Remembering the human elements of endangered species management planning: exploring perspectives of African penguin conservation in Cape Town, South Africa
My research focused on the perspectives of the fishing and conservation communities in and around Cape Town, South Africa as they related to African Penguin conservation. As one of the first penguin qualitative projects, and my first attempt at field research, it was a constantly evolving but very interesting struggle to get the information I wanted. Barriers included language, culture, perceived bias, and a very tight-knit community protective of its interests, especially considering the ongoing struggle for equality in the fishing industry post-reform and post-apartheid. I used my research for Dr. Dove’s foundations class to understand the background of the fishing community, a personal challenge to myself as a dedicated promoter of sustainable fisheries and former aquarium keeper.
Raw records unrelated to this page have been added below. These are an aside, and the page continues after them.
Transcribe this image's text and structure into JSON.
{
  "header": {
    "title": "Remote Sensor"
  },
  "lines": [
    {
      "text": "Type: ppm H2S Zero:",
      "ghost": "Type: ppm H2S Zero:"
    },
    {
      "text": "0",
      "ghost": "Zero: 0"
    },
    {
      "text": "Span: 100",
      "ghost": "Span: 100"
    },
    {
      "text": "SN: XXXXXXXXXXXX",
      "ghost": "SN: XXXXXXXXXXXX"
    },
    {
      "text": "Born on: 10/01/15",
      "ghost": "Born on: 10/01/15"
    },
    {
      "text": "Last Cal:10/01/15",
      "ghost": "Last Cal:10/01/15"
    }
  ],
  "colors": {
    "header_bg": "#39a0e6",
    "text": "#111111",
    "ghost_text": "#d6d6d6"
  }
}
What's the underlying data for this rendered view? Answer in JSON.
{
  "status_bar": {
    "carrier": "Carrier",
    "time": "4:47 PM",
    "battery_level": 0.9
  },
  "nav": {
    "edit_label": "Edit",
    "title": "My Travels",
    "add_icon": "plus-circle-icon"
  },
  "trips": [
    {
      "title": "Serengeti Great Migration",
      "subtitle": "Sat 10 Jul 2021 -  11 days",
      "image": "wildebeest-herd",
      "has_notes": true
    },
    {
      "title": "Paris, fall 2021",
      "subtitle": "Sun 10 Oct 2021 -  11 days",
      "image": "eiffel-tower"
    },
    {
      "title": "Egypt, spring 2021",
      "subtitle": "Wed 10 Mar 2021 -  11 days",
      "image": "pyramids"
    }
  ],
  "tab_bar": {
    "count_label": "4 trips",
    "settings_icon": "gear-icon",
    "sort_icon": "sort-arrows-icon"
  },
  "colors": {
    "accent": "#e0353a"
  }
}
I knew my bias, and wanted to overcome it to make sure those accused of causing penguin decline (small pelagic fishers) had a voice in conservation decisions to improve future compliance.
I am still working with my data, but preliminarily I can say that penguin conservation is far more complicated and political than I had ever imagined. I utilized my connections with a local aquarium to open doors that otherwise would have been inaccessible, and am very grateful to the TRI Fellowship and Lindsay Fellowship for Research in Africa for their generous support in forging this new path in penguin conservation.